Questa è davvero una domanda difficile…

2) Quella della scrittura è una passione che ha sempre avuto o che sta coltivando solo da qualche tempo?

Ho 43 anni. Scrivo da quando ne avevo 14. Iniziando con qualche poesia… poi qualche racconto breve… con alti e bassi. Alternando periodi di alta creatività con altri di “nulla assoluto”. Con questo intendo dire che a volte ho scritto anche cinque libri in dodici mesi… altre volte non ho scritto nulla per anni.

3) Come nasce l’idea di un libro?

Spontaneamente. Neppure ci pensi, subito. Mentre svolgi una qualsiasi attività. Vedi un’immagine o senti un suono. Cammini per strada. Vedi un soprabito, osservi la pioggia… Qualsiasi cosa. Ad un certo punto ti arriva un flash. E’ qualcosa di più di un semplice collegamento di idee. Immagini che la strada che stai percorrendo per la millesima volta abbia qualcosa di diverso. Che svolti dove non dovrebbe svoltare. Cos’era quel suono? Chi è quell’uomo con il soprabito? Quali sono i suoi pensieri? Ecco… è nata la traccia per il prossimo libro.

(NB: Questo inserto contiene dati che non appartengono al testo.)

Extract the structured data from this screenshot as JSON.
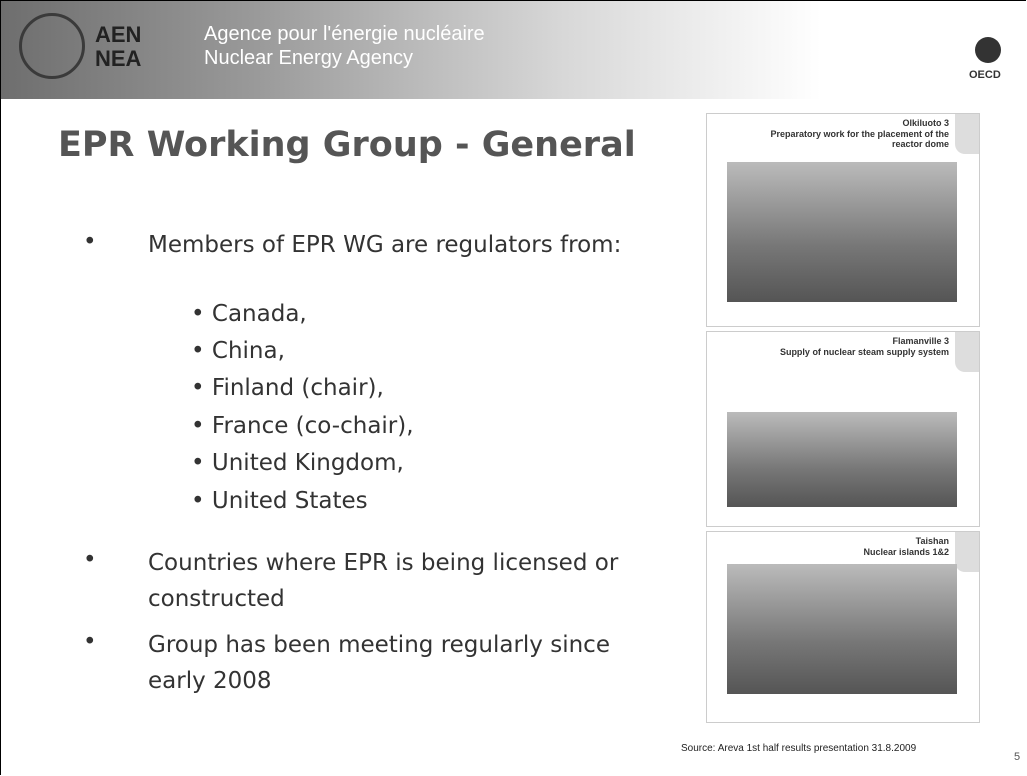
{
  "header": {
    "logo": [
      "AEN",
      "NEA"
    ],
    "agency_fr": "Agence pour l'énergie nucléaire",
    "agency_en": "Nuclear Energy Agency",
    "org": "OECD"
  },
  "title": "EPR Working Group - General",
  "bullets": [
    {
      "text": "Members of EPR WG are regulators from:",
      "items": [
        "Canada,",
        "China,",
        "Finland (chair),",
        "France (co-chair),",
        "United Kingdom,",
        "United States"
      ]
    },
    {
      "text": "Countries where EPR is being licensed or constructed"
    },
    {
      "text": "Group has been meeting regularly since early 2008"
    }
  ],
  "thumbnails": [
    {
      "site": "Olkiluoto 3",
      "caption": "Preparatory work for the placement of the reactor dome"
    },
    {
      "site": "Flamanville 3",
      "caption": "Supply of nuclear steam supply system"
    },
    {
      "site": "Taishan",
      "caption": "Nuclear islands 1&2"
    }
  ],
  "source": "Source: Areva 1st half results presentation 31.8.2009",
  "page_number": "5"
}
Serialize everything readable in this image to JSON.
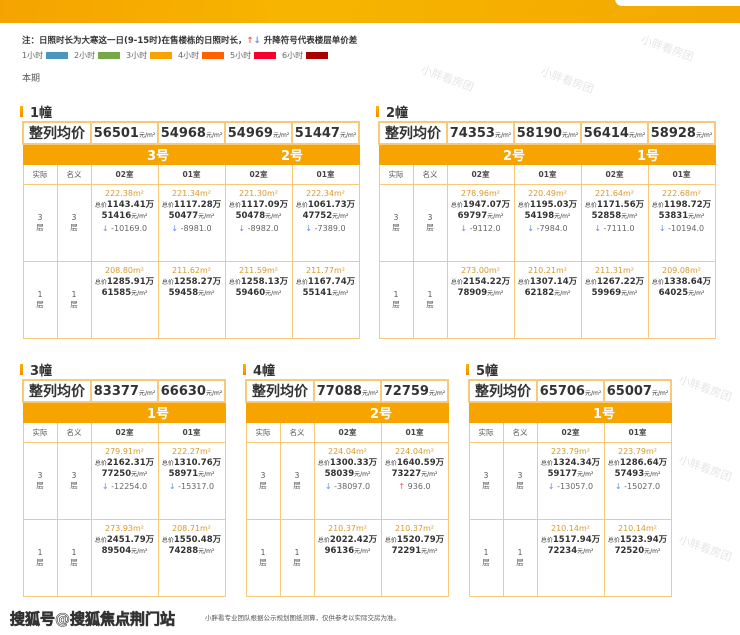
{
  "note": {
    "text": "注：日照时长为大寒这一日(9-15时)在售楼栋的日照时长，",
    "up_icon": "arrow-up-icon",
    "down_icon": "arrow-down-icon",
    "suffix": "升降符号代表楼层单价差"
  },
  "legend": [
    {
      "label": "1小时",
      "color": "#4a96c0"
    },
    {
      "label": "2小时",
      "color": "#76a84a"
    },
    {
      "label": "3小时",
      "color": "#f8a400"
    },
    {
      "label": "4小时",
      "color": "#ff6000"
    },
    {
      "label": "5小时",
      "color": "#f5002e"
    },
    {
      "label": "6小时",
      "color": "#a80000"
    }
  ],
  "period": "本期",
  "labels": {
    "avg": "整列均价",
    "unit": "元/m²",
    "actual": "实际",
    "nominal": "名义",
    "total_prefix": "总价",
    "wan": "万",
    "floor": "层"
  },
  "buildings": [
    {
      "title": "1幢",
      "avgs": [
        "56501",
        "54968",
        "54969",
        "51447"
      ],
      "units": [
        "3号",
        "2号"
      ],
      "rooms": [
        "02室",
        "01室",
        "02室",
        "01室"
      ],
      "floors": [
        {
          "actual": "3",
          "nominal": "3",
          "cells": [
            {
              "area": "222.38m²",
              "total": "1143.41",
              "price": "51416",
              "dir": "down",
              "diff": "-10169.0"
            },
            {
              "area": "221.34m²",
              "total": "1117.28",
              "price": "50477",
              "dir": "down",
              "diff": "-8981.0"
            },
            {
              "area": "221.30m²",
              "total": "1117.09",
              "price": "50478",
              "dir": "down",
              "diff": "-8982.0"
            },
            {
              "area": "222.34m²",
              "total": "1061.73",
              "price": "47752",
              "dir": "down",
              "diff": "-7389.0"
            }
          ]
        },
        {
          "actual": "1",
          "nominal": "1",
          "cells": [
            {
              "area": "208.80m²",
              "total": "1285.91",
              "price": "61585"
            },
            {
              "area": "211.62m²",
              "total": "1258.27",
              "price": "59458"
            },
            {
              "area": "211.59m²",
              "total": "1258.13",
              "price": "59460"
            },
            {
              "area": "211.77m²",
              "total": "1167.74",
              "price": "55141"
            }
          ]
        }
      ]
    },
    {
      "title": "2幢",
      "avgs": [
        "74353",
        "58190",
        "56414",
        "58928"
      ],
      "units": [
        "2号",
        "1号"
      ],
      "rooms": [
        "02室",
        "01室",
        "02室",
        "01室"
      ],
      "floors": [
        {
          "actual": "3",
          "nominal": "3",
          "cells": [
            {
              "area": "278.96m²",
              "total": "1947.07",
              "price": "69797",
              "dir": "down",
              "diff": "-9112.0"
            },
            {
              "area": "220.49m²",
              "total": "1195.03",
              "price": "54198",
              "dir": "down",
              "diff": "-7984.0"
            },
            {
              "area": "221.64m²",
              "total": "1171.56",
              "price": "52858",
              "dir": "down",
              "diff": "-7111.0"
            },
            {
              "area": "222.68m²",
              "total": "1198.72",
              "price": "53831",
              "dir": "down",
              "diff": "-10194.0"
            }
          ]
        },
        {
          "actual": "1",
          "nominal": "1",
          "cells": [
            {
              "area": "273.00m²",
              "total": "2154.22",
              "price": "78909"
            },
            {
              "area": "210.21m²",
              "total": "1307.14",
              "price": "62182"
            },
            {
              "area": "211.31m²",
              "total": "1267.22",
              "price": "59969"
            },
            {
              "area": "209.08m²",
              "total": "1338.64",
              "price": "64025"
            }
          ]
        }
      ]
    },
    {
      "title": "3幢",
      "avgs": [
        "83377",
        "66630"
      ],
      "units": [
        "1号"
      ],
      "rooms": [
        "02室",
        "01室"
      ],
      "floors": [
        {
          "actual": "3",
          "nominal": "3",
          "cells": [
            {
              "area": "279.91m²",
              "total": "2162.31",
              "price": "77250",
              "dir": "down",
              "diff": "-12254.0"
            },
            {
              "area": "222.27m²",
              "total": "1310.76",
              "price": "58971",
              "dir": "down",
              "diff": "-15317.0"
            }
          ]
        },
        {
          "actual": "1",
          "nominal": "1",
          "cells": [
            {
              "area": "273.93m²",
              "total": "2451.79",
              "price": "89504"
            },
            {
              "area": "208.71m²",
              "total": "1550.48",
              "price": "74288"
            }
          ]
        }
      ]
    },
    {
      "title": "4幢",
      "avgs": [
        "77088",
        "72759"
      ],
      "units": [
        "2号"
      ],
      "rooms": [
        "02室",
        "01室"
      ],
      "floors": [
        {
          "actual": "3",
          "nominal": "3",
          "cells": [
            {
              "area": "224.04m²",
              "total": "1300.33",
              "price": "58039",
              "dir": "down",
              "diff": "-38097.0"
            },
            {
              "area": "224.04m²",
              "total": "1640.59",
              "price": "73227",
              "dir": "up",
              "diff": "936.0"
            }
          ]
        },
        {
          "actual": "1",
          "nominal": "1",
          "cells": [
            {
              "area": "210.37m²",
              "total": "2022.42",
              "price": "96136"
            },
            {
              "area": "210.37m²",
              "total": "1520.79",
              "price": "72291"
            }
          ]
        }
      ]
    },
    {
      "title": "5幢",
      "avgs": [
        "65706",
        "65007"
      ],
      "units": [
        "1号"
      ],
      "rooms": [
        "02室",
        "01室"
      ],
      "floors": [
        {
          "actual": "3",
          "nominal": "3",
          "cells": [
            {
              "area": "223.79m²",
              "total": "1324.34",
              "price": "59177",
              "dir": "down",
              "diff": "-13057.0"
            },
            {
              "area": "223.79m²",
              "total": "1286.64",
              "price": "57493",
              "dir": "down",
              "diff": "-15027.0"
            }
          ]
        },
        {
          "actual": "1",
          "nominal": "1",
          "cells": [
            {
              "area": "210.14m²",
              "total": "1517.94",
              "price": "72234"
            },
            {
              "area": "210.14m²",
              "total": "1523.94",
              "price": "72520"
            }
          ]
        }
      ]
    }
  ],
  "watermark": "小胖看房团",
  "footer": "小胖看专业团队根据公示规划图纸测算，仅供参考以实际交房为准。",
  "source_overlay": "搜狐号@搜狐焦点荆门站"
}
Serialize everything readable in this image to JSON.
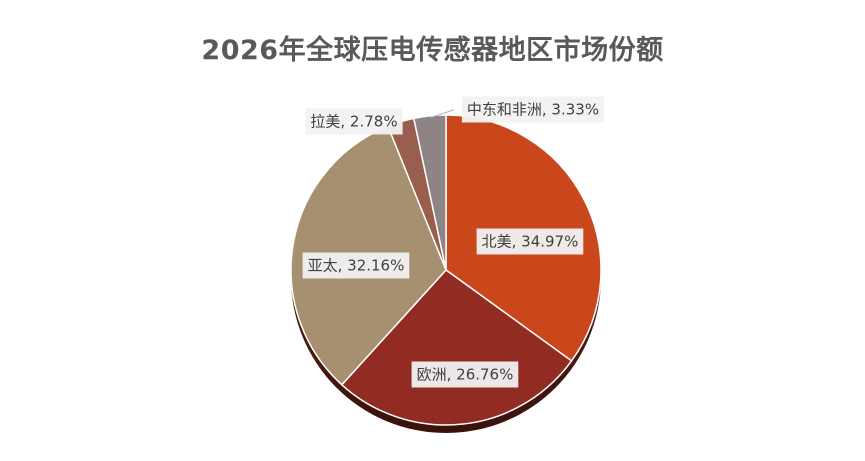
{
  "chart_data": {
    "type": "pie",
    "title": "2026年全球压电传感器地区市场份额",
    "categories": [
      "北美",
      "欧洲",
      "亚太",
      "拉美",
      "中东和非洲"
    ],
    "values": [
      34.97,
      26.76,
      32.16,
      2.78,
      3.33
    ],
    "unit": "%",
    "data_labels": [
      "北美, 34.97%",
      "欧洲, 26.76%",
      "亚太, 32.16%",
      "拉美, 2.78%",
      "中东和非洲, 3.33%"
    ],
    "colors": [
      "#C9471A",
      "#922B22",
      "#A69070",
      "#9A5E4E",
      "#8E8486"
    ],
    "start": "12 o'clock",
    "direction": "clockwise",
    "legend": "none"
  }
}
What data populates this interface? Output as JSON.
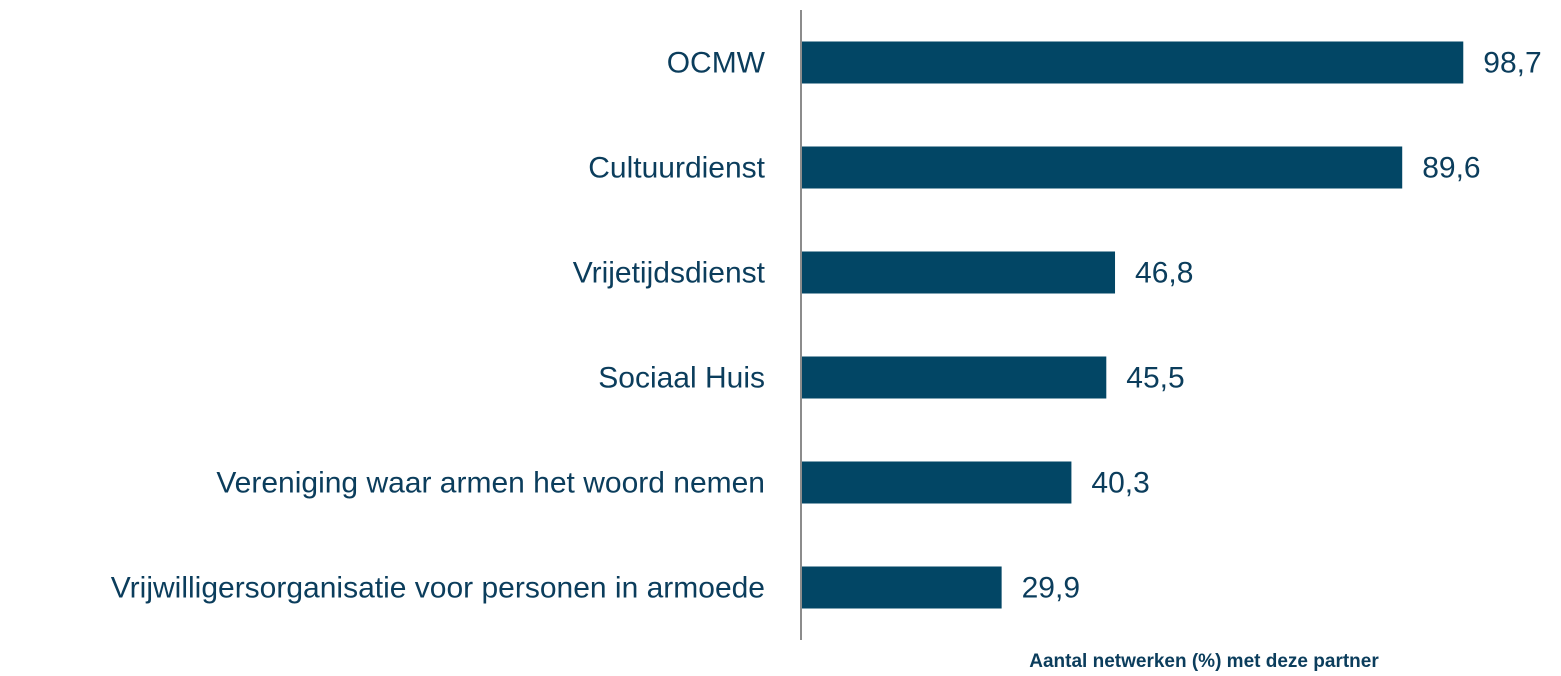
{
  "chart_data": {
    "type": "barh",
    "x_label": "Aantal netwerken (%) met deze partner",
    "categories": [
      "OCMW",
      "Cultuurdienst",
      "Vrijetijdsdienst",
      "Sociaal Huis",
      "Vereniging waar armen het woord nemen",
      "Vrijwilligersorganisatie voor personen in armoede"
    ],
    "values": [
      98.7,
      89.6,
      46.8,
      45.5,
      40.3,
      29.9
    ],
    "value_labels": [
      "98,7",
      "89,6",
      "46,8",
      "45,5",
      "40,3",
      "29,9"
    ],
    "color": "#024665",
    "xlim": [
      0,
      100
    ],
    "grid": false
  }
}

4) Ci parli un po’ del suo libro

Parla di un guerriero solitario.
Alla tenera età di dieci anni assiste alla morte dei suoi genitori e alla distruzione del suo villaggio per mano di una setta di fanatici: i servitori di Muruk (Muruk è un dio con quattro braccia dallle sembianze scimmiesche).
Da quel giorno sarà perseguitato da incubi atroci ma lui non perderà la sua lucidità mentale e questo non gli impedirà di organizzare la propria vendetta.
Vivrà solo ed esclusivamente per attuare la sua vendetta ma essendo solo, affinché il suo proposito possa avere qualche possibilità di successo, dovrà diventare uno di loro…

5) attribuiti al sui libro?

Credo che le migliori caratteristiche del mio libro siano gli ambienti e l’originalità della trattazione di un tema non proprio originale. Un mondo con popoli e regole proprie. Una religione inquietante e surreale e soprattutto la persobnalità non banale del personaggio principale.

6) A quale genere letterario appartiene il suo libro?

Direi fantasy classica… con sfumature noir.

7) Quali sono i generi letterari che lei preferisce?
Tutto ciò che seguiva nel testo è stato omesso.